Expanding the rights of property owners to collect damages for state and local government decisions is a good idea, a Bonner County commissioner says.
On Thursday the Idaho House of Representatives passed a measure giving property owners a new way to seek damages, without going to court, if a government decision reduces their property value more than 10 percent. The vote on House Bill 220 was 54-16.
Most of North Idaho’s delegation supported the measure. The exceptions were Wayne Meyer, R-Rathdrum, Jim Stoicheff, D-Sandpoint, Larry Watson, D-Wallace and Tom Trail, R-Moscow.
The bill, now headed for the Senate, is modeled after a similar law passed in Florida in 1995. It establishes an arbitration system with a special master to act as judge.
Citizens must file a claim within 180 days of the allegedly damaging government decision.

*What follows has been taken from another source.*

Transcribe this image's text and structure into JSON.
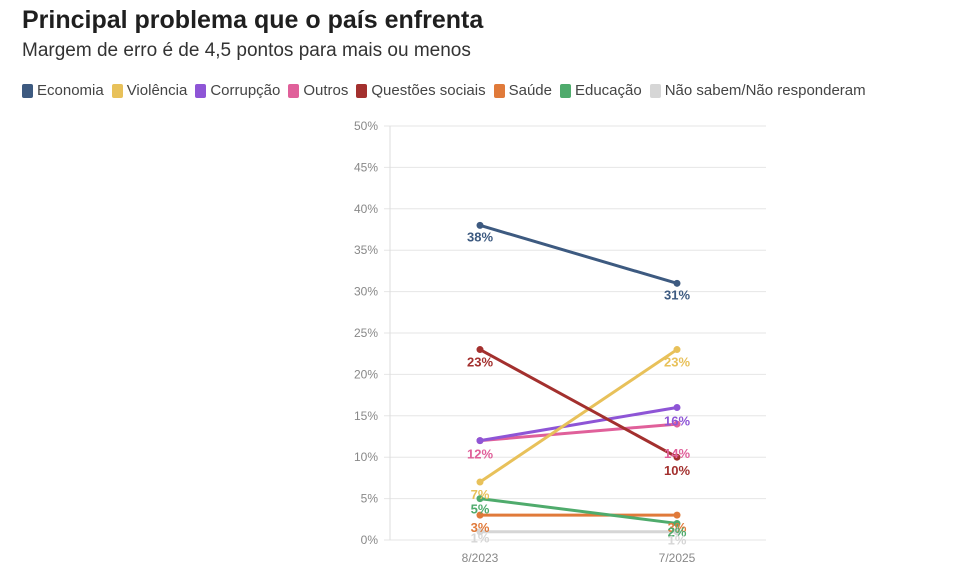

They also must provide appraisals, taken before and after the decision, proving the loss.
The bill could be costly to local government “where private property rights are determined to be inordinately burdened,” according to the legislature’s fiscal analysis of the measure.
At least one Bonner County commissioner, Larry Allen, likes what he knows about the legislation. “I believe it leaves us in a better situation,” Allen said. “It requires us to think twice before passing regulations.”
He doesn’t worry that it may lead to counties paying out big damages.
“It says to local government we have to be more careful in considering what we are doing,” Allen said. “If you go into it with the right philosophy, you won’t have any problems.”
Indeed, Allen and Bonner County Commissioner Bud Mueller have been pushing for deregulation since taking office in January. They dismantled the county building department and dismissed its employees.
Allen and Mueller also voted down proposed zoning regulations designed to protect the springs supplying drinking water to Oldtown, Idaho, and Newport, Wash. The regulations threatened private property rights, they argued.
That and other actions have elicited at least four lawsuits and may threaten the county’s insurance coverage.
Kootenai County Commissioner Dick Compton, however, doesn’t believe the measure is necessary. “In our county, it looks like a solution looking for a problem,” Compton said.
Attorneys who have evaluated the bill say it is so convoluted that litigation will flourish as a result, he said.
The bill raises questions about who will cover the cost of the new appeals and the special master, Compton said. Meanwhile, the county commissioners already fill the role of a special master, considering zoning appeals and other matters that property owners feel negatively affect their property.
“We try to be sensitive to that and if people don’t like us, they can get rid of us,” Compton said.
Idaho state law also already allows for compensation if a government regulation or decision causes such harm to a person’s property, he added.